先按照分类任务去做看看，将事故数据0,1,2,3次分别分作四类，建立分类器，看看分类出来的“预测”效果咋样。暂时先不做k-fold交叉验证只在测试集上看分类效果。

  
from sklearn.model_selection import cross_val_score
from sklearn.linear_model.stochastic_gradient import SGDClassifier

import warnings
import sklearn.exceptions
warnings.filterwarnings("ignore", category=sklearn.exceptions.UndefinedMetricWarning)
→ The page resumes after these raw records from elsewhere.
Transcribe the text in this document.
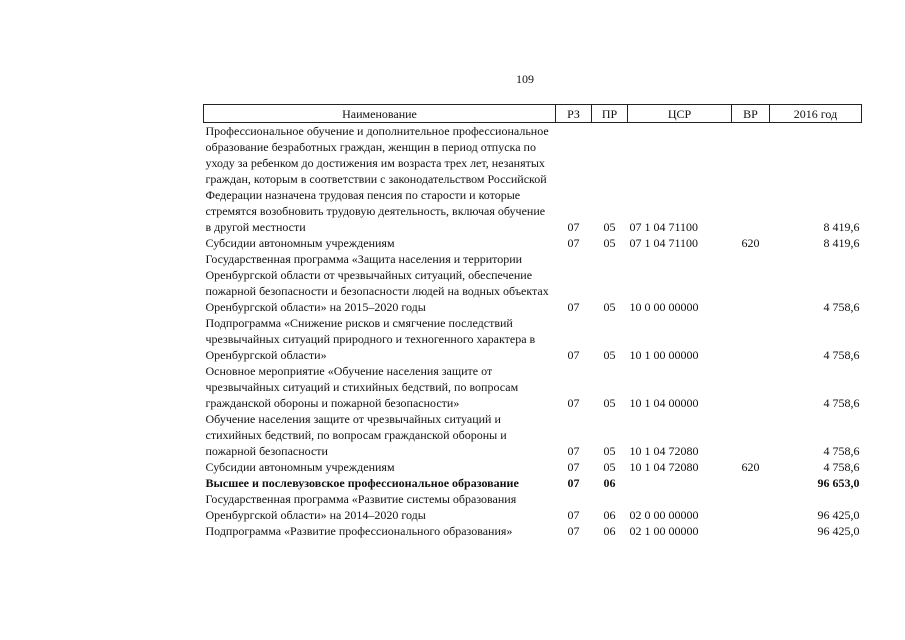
109
Наименование	РЗ	ПР	ЦСР	ВР	2016 год
Профессиональное обучение и дополнительное профессиональное образование безработных граждан, женщин в период отпуска по уходу за ребенком до достижения им возраста трех лет, незанятых граждан, которым в соответствии с законодательством Российской Федерации назначена трудовая пенсия по старости и которые стремятся возобновить трудовую деятельность, включая обучение в другой местности	07	05	07 1 04 71100		8 419,6
Субсидии автономным учреждениям	07	05	07 1 04 71100	620	8 419,6
Государственная программа «Защита населения и территории Оренбургской области от чрезвычайных ситуаций, обеспечение пожарной безопасности и безопасности людей на водных объектах Оренбургской области» на 2015–2020 годы	07	05	10 0 00 00000		4 758,6
Подпрограмма «Снижение рисков и смягчение последствий чрезвычайных ситуаций природного и техногенного характера в Оренбургской области»	07	05	10 1 00 00000		4 758,6
Основное мероприятие «Обучение населения защите от чрезвычайных ситуаций и стихийных бедствий, по вопросам гражданской обороны и пожарной безопасности»	07	05	10 1 04 00000		4 758,6
Обучение населения защите от чрезвычайных ситуаций и стихийных бедствий, по вопросам гражданской обороны и пожарной безопасности	07	05	10 1 04 72080		4 758,6
Субсидии автономным учреждениям	07	05	10 1 04 72080	620	4 758,6
Высшее и послевузовское профессиональное образование	07	06			96 653,0
Государственная программа «Развитие системы образования Оренбургской области» на 2014–2020 годы	07	06	02 0 00 00000		96 425,0
Подпрограмма «Развитие профессионального образования»	07	06	02 1 00 00000		96 425,0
def cv_scores(model, dataset, labels):
    recall_score = cross_val_score(model, dataset, labels, scoring='recall_weighted',cv=8)
    print(recall_score)
    
    precision_score = cross_val_score(model, dataset, labels, scoring='precision_weighted',cv=8)
    print(precision_score)
    

clf_linear = SGDClassifier(max_iter=100)
#print(len(acc_prepared), len(acc_labels))
#clf_linear.fit(acc_prepared, acc_labels)
cv_scores(clf_linear, acc_prepared, acc_labels)

查看线性分类器的准确率和召回率

[0.92433911 0.92433911 0.9247606  0.92557078 0.92557078 0.92557078
 0.92557078 0.92557078]

[0.86751744 0.85440278 0.85518217 0.85668126 0.85668126 0.85668126
 0.85668126 0.        ]

Random Forest

  
from sklearn.ensemble import RandomForestClassifier

clf_rf = RandomForestClassifier(max_depth=4, random_state=0)
#clf_rf.fit(acc_prepared, acc_labels)
cv_scores(clf_rf, acc_prepared, acc_labels)

相比之下随机林的准确率和召回率看起来高多了

[0.92433911 0.92433911 0.9247606  0.92557078 0.92557078 0.92420091
 0.92557078 0.44383562]

[0.85440278 0.85440278 0.85518217 0.85668126 0.85668126 0.85658676
 0.85668126 0.82889293]

回归模型

用（T_min, T_max)去预测T_max+1时间的输出。

Linear Reggression

先写分数评估函数

  
from sklearn.metrics import precision_score
from sklearn.metrics import recall_score
from sklearn.metrics import f1_score
from sklearn.metrics import fbeta_score

def acc_predict(model, dataset, labels):
    label_values = labels.values
    predict = model.predict(dataset)
    predict_num = np.array([int(x) for x in predict])
    print( "precision:", precision_score(label_values, predict_num, average='weighted') )
    print( "recall:", recall_score(label_values, predict_num, average='weighted') )
    print( "f1:", f1_score(label_values, predict_num, average='weighted') )
    print( "fbeta 0.5:", fbeta_score(label_values, predict_num, beta=0.5, average='weighted') )
    print( "fbeta 1.0:", fbeta_score(label_values, predict_num, beta=1, average='weighted') )
    #在预测数据中存在实际类别没有的标签时报UndefinedMetricWarning

因为要使用（T_min, T_max)去预测T_max+1时间的输出所以需要队训练数据“掐头去尾”。

  
from sklearn.linear_model import LinearRegression

acc_prepared_rows = acc_prepared.shape[0]
acc_prepared = acc_prepared[:acc_prepared_rows-1,]
print(acc_prepared.shape)

acc_labels = acc_labels[1:]
print(acc_labels.shape)

data_len = acc_prepared.shape[0]
train_idx = int(data_len/2)
print(train_idx)
linear_reg = LinearRegression()
linear_reg.fit(acc_prepared[:train_idx,], acc_labels[:train_idx,])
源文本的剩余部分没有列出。